In the United States, more than 40% of people are affected by obesity and unless the obesity stems from a preexisting condition, Medicare is prohibited from covering drugs strictly for weight loss due to a Medicare Part D law passed in 2003.

However, 76% of adults in the United States are in favor of Medicare coverage for weight management, according to the National Poll for Healthy Aging, published by the University of Michigan.

Researchers asked roughly 2,700 adults ages 50 to 80 about their weight, how they managed it and their views on Medicare coverage of weight loss drugs such as Wegovy and Zepbound, which have experienced a 300% increase in demand, CNBC reports.

Almost three-quarters of respondents reported that they had been overweight at some point in their lives. In addition, 92% had tried at least one method to lose weight, with exercise being the most common choice at 89%. Of the people who had never taken a drug strictly for weight loss, 59% said they would be interested in taking one in the future.

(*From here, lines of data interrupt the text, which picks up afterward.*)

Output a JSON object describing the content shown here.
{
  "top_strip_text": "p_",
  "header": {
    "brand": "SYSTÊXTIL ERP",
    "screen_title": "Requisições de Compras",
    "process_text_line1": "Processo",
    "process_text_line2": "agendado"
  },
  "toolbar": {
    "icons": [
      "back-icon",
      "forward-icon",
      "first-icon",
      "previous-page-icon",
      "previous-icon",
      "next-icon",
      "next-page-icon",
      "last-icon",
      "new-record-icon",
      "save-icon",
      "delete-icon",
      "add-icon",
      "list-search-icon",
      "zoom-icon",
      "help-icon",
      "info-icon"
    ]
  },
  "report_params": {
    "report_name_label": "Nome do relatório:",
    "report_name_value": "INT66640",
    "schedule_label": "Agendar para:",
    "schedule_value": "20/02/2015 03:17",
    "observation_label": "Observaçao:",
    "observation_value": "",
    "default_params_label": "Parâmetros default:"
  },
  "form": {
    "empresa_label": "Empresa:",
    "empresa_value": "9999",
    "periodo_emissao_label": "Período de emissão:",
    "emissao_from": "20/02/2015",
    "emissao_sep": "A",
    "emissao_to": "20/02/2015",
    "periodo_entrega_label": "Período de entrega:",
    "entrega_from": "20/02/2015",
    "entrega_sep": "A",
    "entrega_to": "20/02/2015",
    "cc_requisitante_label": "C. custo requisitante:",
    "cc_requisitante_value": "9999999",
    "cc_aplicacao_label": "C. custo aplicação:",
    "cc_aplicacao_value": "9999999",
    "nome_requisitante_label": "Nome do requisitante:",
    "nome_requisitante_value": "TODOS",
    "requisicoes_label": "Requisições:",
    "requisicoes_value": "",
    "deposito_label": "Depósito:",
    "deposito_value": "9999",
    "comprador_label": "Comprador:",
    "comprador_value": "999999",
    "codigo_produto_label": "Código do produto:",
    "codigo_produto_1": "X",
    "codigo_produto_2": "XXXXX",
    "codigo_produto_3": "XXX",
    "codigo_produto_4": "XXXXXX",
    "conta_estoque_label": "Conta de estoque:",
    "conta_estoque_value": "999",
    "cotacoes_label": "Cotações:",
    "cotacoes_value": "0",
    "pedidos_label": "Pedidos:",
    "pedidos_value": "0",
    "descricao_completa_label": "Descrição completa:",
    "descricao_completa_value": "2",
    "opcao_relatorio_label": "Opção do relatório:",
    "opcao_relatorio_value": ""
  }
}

“Expanding access to a range of weight management treatments can lead to improvements in health and potentially lower costs,” the authors write. “Many weight loss medications are very expensive, resulting in high potential out-of-pocket costs.”

For example, without coverage, a 30-day supply of Ozempic currently costs around $950, according to GoodRx.

Additional weight loss strategies participants were in favor of covering were dietician sessions (83%), weight loss surgery (73), and gym memberships (65%).

The results of the University of Michigan study were published December 2023. The research was conducted in July and August.